The aforementioned generation of hierarchical dimensions results to a maximum of 24 distinct chunks. Figure 7 shows the computation time required for each of these chunks in conjunction with the number of visualization tuples each one contains. It takes anywhere between 7.10 and 16.80 s for chunks to be computed. The above range represents an acceptable delay as the computation of each chunk occurs only once. Through caching, subsequent accesses to already computed chunks is only dependent to the volume of the data ultimately transported over the network to the client.

Fig. 6.
figure 6

Distinct counts for every feature resulting from geo-joining and data binning.

Fig. 7.
figure 7

Visualization chunk computation times in relation to the row count of the aggregated data. Big-Data aggregation operations are taking several seconds to complete and are independent of amount of data returned.

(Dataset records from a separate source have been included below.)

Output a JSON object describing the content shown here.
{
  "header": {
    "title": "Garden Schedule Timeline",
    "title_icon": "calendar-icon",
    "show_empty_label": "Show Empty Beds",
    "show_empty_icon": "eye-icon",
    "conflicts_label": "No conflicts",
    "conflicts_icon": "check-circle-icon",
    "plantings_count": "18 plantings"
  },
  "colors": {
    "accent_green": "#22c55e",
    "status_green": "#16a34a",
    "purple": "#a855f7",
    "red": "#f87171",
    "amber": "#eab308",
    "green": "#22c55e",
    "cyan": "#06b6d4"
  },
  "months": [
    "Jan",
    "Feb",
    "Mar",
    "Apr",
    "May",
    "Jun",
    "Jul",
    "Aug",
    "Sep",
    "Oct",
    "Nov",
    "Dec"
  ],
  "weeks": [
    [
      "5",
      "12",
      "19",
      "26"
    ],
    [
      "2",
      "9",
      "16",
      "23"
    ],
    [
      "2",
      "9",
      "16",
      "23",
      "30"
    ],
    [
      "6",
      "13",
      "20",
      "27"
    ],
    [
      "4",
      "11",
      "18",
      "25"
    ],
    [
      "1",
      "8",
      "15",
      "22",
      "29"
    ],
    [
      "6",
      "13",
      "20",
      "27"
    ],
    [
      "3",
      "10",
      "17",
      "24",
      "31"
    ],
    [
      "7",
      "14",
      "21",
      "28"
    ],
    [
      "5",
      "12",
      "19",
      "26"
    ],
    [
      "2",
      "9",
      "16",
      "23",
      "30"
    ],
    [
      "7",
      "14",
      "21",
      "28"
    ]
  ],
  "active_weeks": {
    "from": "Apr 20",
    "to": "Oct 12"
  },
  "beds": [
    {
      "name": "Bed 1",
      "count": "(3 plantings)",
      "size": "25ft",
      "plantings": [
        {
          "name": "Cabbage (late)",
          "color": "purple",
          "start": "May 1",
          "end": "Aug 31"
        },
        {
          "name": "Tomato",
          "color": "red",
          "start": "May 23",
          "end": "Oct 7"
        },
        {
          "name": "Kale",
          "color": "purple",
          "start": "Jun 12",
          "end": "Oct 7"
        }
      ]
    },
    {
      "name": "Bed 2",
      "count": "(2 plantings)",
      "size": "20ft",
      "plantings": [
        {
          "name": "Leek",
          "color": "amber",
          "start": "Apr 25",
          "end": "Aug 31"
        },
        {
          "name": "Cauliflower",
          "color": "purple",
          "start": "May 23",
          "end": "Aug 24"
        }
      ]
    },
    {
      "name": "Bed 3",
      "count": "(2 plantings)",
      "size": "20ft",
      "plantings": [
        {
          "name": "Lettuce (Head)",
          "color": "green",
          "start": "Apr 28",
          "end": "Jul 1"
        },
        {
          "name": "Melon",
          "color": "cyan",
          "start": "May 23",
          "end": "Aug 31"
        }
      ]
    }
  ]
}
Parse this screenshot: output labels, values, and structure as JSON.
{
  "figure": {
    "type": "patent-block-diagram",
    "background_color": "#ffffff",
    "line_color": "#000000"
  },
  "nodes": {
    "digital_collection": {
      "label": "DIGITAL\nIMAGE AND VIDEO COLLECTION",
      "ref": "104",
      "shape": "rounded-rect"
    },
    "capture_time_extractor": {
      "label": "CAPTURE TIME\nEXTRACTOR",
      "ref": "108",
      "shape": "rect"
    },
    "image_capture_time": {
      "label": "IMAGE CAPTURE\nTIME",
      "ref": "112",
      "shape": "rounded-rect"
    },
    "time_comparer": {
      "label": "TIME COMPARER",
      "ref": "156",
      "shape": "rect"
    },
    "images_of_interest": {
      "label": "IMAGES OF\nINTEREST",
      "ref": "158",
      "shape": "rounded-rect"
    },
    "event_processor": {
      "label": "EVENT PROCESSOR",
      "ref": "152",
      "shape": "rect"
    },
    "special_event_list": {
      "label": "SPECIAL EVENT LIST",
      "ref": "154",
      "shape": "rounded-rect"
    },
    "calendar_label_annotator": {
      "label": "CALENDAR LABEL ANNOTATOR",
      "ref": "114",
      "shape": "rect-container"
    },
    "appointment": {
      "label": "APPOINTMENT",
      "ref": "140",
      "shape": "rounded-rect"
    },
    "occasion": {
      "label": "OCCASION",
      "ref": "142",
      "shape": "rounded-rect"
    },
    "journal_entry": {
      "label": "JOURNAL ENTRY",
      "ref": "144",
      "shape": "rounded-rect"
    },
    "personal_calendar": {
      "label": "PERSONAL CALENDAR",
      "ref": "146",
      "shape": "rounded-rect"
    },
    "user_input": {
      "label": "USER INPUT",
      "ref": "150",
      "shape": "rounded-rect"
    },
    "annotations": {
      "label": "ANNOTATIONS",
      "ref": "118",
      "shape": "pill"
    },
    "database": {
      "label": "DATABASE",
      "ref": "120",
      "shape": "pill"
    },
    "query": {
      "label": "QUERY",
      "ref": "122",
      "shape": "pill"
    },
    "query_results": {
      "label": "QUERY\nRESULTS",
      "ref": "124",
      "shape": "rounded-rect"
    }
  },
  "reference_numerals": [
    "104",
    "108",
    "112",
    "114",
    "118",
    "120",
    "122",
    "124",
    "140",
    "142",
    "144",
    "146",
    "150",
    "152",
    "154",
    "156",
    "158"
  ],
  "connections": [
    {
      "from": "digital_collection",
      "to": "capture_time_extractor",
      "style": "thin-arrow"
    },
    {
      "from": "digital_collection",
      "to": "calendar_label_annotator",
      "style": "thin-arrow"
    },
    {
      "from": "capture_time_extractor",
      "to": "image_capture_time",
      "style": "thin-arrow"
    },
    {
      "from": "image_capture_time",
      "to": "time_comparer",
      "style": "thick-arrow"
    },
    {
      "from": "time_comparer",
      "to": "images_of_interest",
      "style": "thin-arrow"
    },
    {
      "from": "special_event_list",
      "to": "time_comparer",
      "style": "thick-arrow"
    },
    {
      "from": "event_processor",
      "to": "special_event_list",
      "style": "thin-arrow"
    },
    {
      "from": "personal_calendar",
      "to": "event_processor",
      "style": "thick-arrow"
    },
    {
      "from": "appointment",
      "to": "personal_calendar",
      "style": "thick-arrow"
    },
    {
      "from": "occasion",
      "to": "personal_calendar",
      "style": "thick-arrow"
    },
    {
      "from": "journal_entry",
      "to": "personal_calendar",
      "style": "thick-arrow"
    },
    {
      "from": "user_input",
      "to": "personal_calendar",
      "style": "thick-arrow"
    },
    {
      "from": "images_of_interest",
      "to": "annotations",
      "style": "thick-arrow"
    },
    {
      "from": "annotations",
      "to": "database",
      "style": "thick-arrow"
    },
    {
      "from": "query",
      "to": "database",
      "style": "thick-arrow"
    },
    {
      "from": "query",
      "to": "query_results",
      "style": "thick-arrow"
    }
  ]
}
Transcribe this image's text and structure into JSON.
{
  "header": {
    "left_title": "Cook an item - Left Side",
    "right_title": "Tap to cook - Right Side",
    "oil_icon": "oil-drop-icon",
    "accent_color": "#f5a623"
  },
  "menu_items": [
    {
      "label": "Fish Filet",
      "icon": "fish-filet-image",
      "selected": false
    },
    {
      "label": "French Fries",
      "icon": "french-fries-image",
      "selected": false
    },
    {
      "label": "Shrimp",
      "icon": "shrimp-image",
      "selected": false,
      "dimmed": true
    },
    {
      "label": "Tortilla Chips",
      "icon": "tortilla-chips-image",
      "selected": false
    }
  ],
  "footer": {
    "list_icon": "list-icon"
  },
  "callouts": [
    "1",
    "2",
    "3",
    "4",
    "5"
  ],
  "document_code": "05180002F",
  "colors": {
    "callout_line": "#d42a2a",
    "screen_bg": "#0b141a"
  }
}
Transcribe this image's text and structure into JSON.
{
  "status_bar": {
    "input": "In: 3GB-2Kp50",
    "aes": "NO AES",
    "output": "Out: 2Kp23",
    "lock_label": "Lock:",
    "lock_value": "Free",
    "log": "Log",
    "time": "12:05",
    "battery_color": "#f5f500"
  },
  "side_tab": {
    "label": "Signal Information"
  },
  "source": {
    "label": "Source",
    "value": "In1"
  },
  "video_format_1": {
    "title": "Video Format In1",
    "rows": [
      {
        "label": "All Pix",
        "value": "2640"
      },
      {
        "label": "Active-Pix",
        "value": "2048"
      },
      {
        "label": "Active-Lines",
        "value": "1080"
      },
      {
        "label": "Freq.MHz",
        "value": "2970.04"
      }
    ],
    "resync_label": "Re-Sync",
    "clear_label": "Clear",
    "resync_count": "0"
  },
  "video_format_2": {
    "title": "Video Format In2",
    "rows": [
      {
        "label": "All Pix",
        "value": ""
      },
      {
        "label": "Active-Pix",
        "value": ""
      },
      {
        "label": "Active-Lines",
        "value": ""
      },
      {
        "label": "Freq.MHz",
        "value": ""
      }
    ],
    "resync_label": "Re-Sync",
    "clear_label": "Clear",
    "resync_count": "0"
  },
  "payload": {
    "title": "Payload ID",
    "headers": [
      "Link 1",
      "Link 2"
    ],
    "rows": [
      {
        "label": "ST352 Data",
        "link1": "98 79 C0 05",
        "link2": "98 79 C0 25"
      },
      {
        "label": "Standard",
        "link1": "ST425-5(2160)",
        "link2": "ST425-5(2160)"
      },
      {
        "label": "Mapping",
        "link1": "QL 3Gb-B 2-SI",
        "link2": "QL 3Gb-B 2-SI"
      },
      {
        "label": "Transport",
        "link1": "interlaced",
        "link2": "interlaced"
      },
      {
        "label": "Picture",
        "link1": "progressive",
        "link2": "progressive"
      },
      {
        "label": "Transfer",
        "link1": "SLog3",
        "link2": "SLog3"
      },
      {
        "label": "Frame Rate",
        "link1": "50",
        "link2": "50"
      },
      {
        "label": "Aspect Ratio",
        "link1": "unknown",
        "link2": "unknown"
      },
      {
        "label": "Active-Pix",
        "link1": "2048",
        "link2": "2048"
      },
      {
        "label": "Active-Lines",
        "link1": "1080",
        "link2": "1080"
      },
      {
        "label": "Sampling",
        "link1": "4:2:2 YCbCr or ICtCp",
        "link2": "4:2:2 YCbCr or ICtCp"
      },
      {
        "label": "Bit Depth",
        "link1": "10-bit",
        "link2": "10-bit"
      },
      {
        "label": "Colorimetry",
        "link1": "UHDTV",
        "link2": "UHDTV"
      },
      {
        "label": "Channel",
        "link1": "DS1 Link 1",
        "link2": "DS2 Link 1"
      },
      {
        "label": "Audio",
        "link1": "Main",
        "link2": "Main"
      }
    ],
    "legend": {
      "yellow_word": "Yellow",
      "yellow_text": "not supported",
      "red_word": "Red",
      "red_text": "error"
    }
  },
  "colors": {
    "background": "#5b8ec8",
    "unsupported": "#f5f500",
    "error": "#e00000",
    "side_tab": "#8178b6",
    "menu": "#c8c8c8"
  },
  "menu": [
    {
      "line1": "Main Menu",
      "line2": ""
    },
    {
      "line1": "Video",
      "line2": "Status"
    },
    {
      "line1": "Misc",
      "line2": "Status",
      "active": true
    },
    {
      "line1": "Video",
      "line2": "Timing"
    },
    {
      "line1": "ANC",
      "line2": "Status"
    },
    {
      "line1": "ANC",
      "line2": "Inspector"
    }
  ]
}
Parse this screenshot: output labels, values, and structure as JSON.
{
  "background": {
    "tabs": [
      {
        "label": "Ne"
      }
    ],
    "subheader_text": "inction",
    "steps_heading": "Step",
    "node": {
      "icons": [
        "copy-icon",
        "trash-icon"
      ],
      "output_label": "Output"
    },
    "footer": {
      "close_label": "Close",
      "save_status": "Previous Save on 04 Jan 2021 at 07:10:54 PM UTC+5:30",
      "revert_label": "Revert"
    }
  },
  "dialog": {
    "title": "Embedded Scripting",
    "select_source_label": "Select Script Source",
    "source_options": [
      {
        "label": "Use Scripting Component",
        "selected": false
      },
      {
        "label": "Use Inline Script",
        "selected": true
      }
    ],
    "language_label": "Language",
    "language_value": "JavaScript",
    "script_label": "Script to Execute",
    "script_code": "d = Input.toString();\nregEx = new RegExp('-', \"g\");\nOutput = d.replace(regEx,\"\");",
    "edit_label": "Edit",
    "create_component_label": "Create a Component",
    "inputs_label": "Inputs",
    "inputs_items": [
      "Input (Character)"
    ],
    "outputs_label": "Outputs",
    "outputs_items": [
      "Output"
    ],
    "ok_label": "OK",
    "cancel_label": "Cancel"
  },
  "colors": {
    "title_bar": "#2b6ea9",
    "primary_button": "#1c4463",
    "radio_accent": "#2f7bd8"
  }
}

Figure 8 depicts the json and the corresponding compressed file sizes for all 24 different types of chunks. If json files were transported uncompressed, their size would range from 1.56 MBytes up to 140.90 MBytes. In actuality, all such files are transfered gzip-ped and their sizes ranges between 0.08 MBytes and 8.70 MBytes with average chunk size being less than 2.00 MBytes. Such sizes facilitate both the sought on-line type of operation and accomplish responsiveness for our prototype. Last but not least, we should indicate that a large number of visual interface interactions can be immediately served by already cached content in VA Client.

Fig. 8.
figure 8

Chunk file sizes in relation to the row count of the data they contain. The gzip-ped json files are those that are transfered from the cloud to the browser.

6 Concluding Remarks

In this paper, we propose Argus-Panoptes, a visual analytics system that incorporates cloud-based Big-Data processing in its core. Our key objective has been to combine Big-Data processing with visual analytics so as to further empower both domain experts and Big-Data analysts. Our proposed architecture offers a number of novel mechanisms that entail interactive programming for direct manipulation of both datasets and operations, on-line processing through the use of Spark-clusters, robust operations through dataset schema convergence and use of highly reconfigurable UI components. Our system design involves both home-grown virtual analytics server and client components as well as state-of-the-art systems such as Zeppelin, Livy, Spark and NginX. We have evaluated Argus-Panoptes using an enhanced spatiotemporal crime dataset from the U.K. Home Office and have ascertained the effectiveness of our prototype through profiling of its operations.